My mother and I said nothing for a few seconds. Then she flapped her hand after him. ‘Aiya, he didn’t sleep well last night.’
I stirred a spoon in my coffee, round and round, trying not to touch the sides of the cup.
‘Do you think he would be happier if Ah Ma hadn’t died? Or if Ah Gong were still around?’
My mother’s own father had died when I was little, too little to remember anything of him. The words ‘Ah Gong’ tasted strange in my mouth, like a foreign word, and I worked my jaw a few times to dispel the uneasiness off my tongue.
‘What? What are you talking about? I have to go and get dressed,’ my mother snapped. She got up to rinse the cups and plates at the sink and reminded me to wipe the surface of the table after I had my breakfast. She was just about to leave the kitchen when I remembered to ask.

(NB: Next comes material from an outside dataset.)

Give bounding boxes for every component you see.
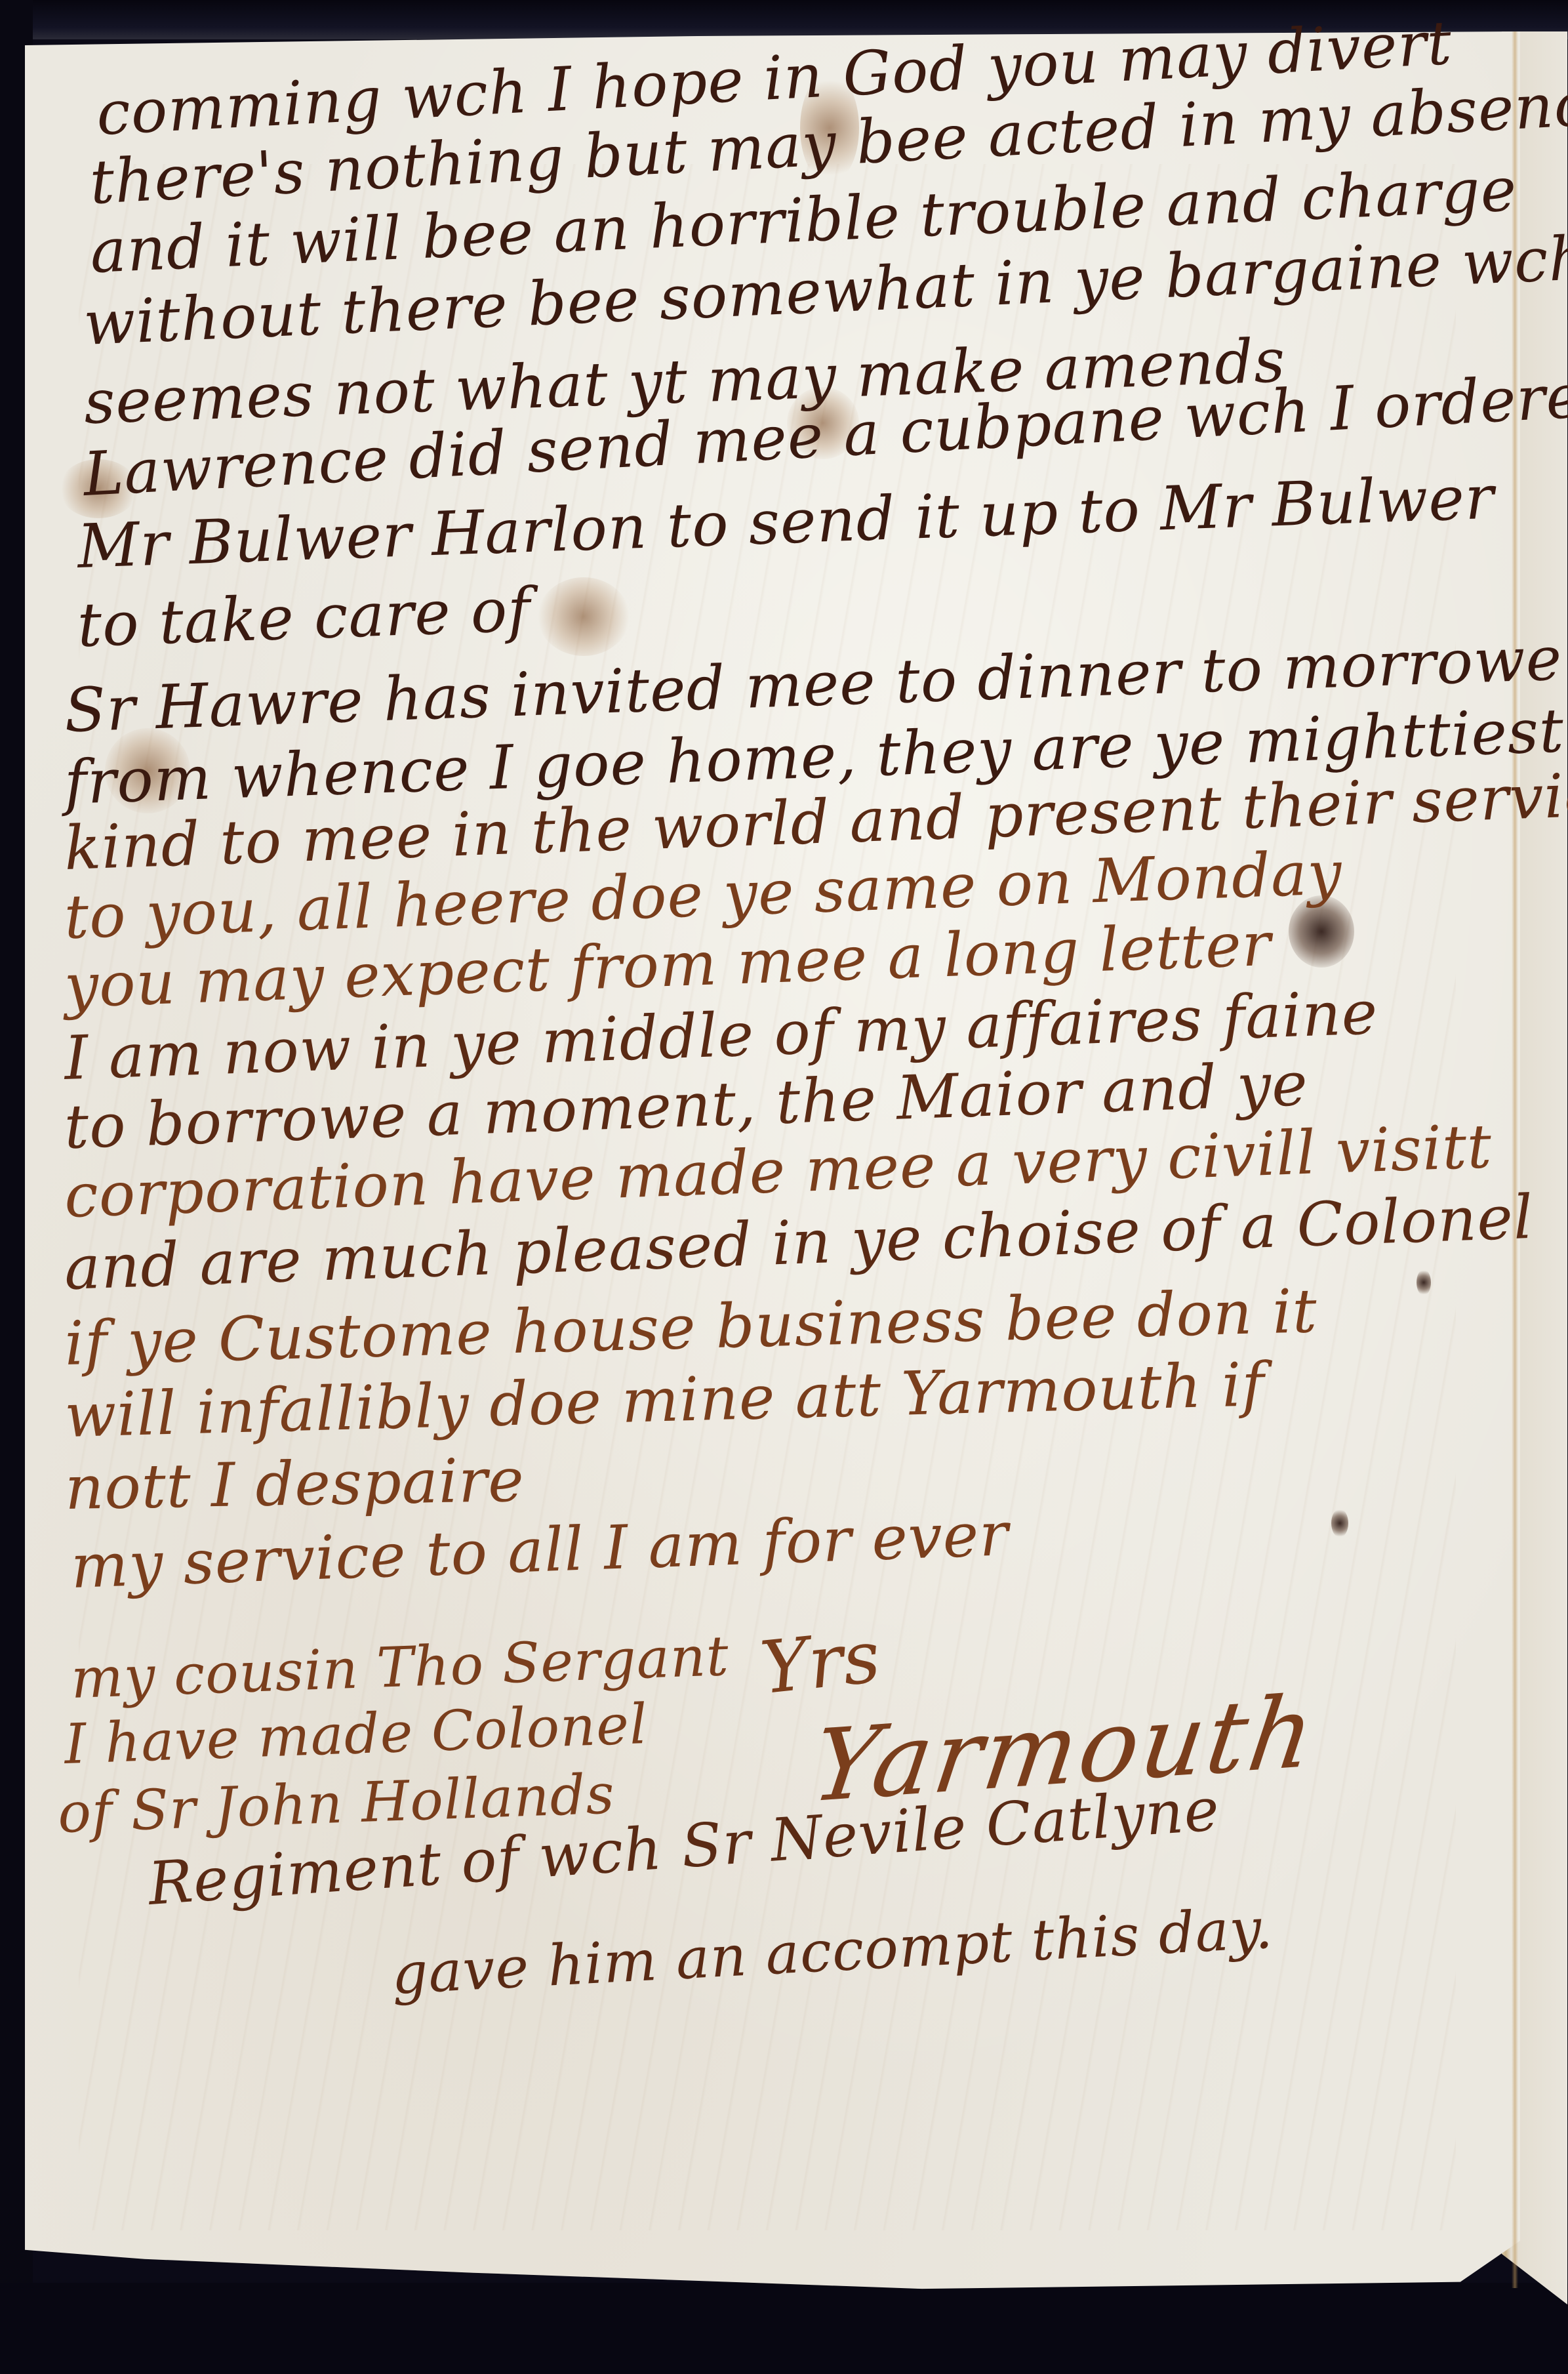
postscript: my cousin Tho Sergant I have made Colone… <box>0 0 1568 2374</box>
postscript-line: gave him an accompt this day. <box>390 1896 1275 2007</box>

‘Wait… Did you find footprints?’
‘What?’
‘In the talcum powder. Last night. Was there anything?’
Did she come back, was what I really wanted to ask.
‘Oh,’ she laughed. ‘No, la.’
I thought about the way my grandmother had looked at me last night, how she had put a finger to her lips and told me to go back to sleep, shushing me as if I were five again and resisting my afternoon nap. ‘Do you think this is real, all this?’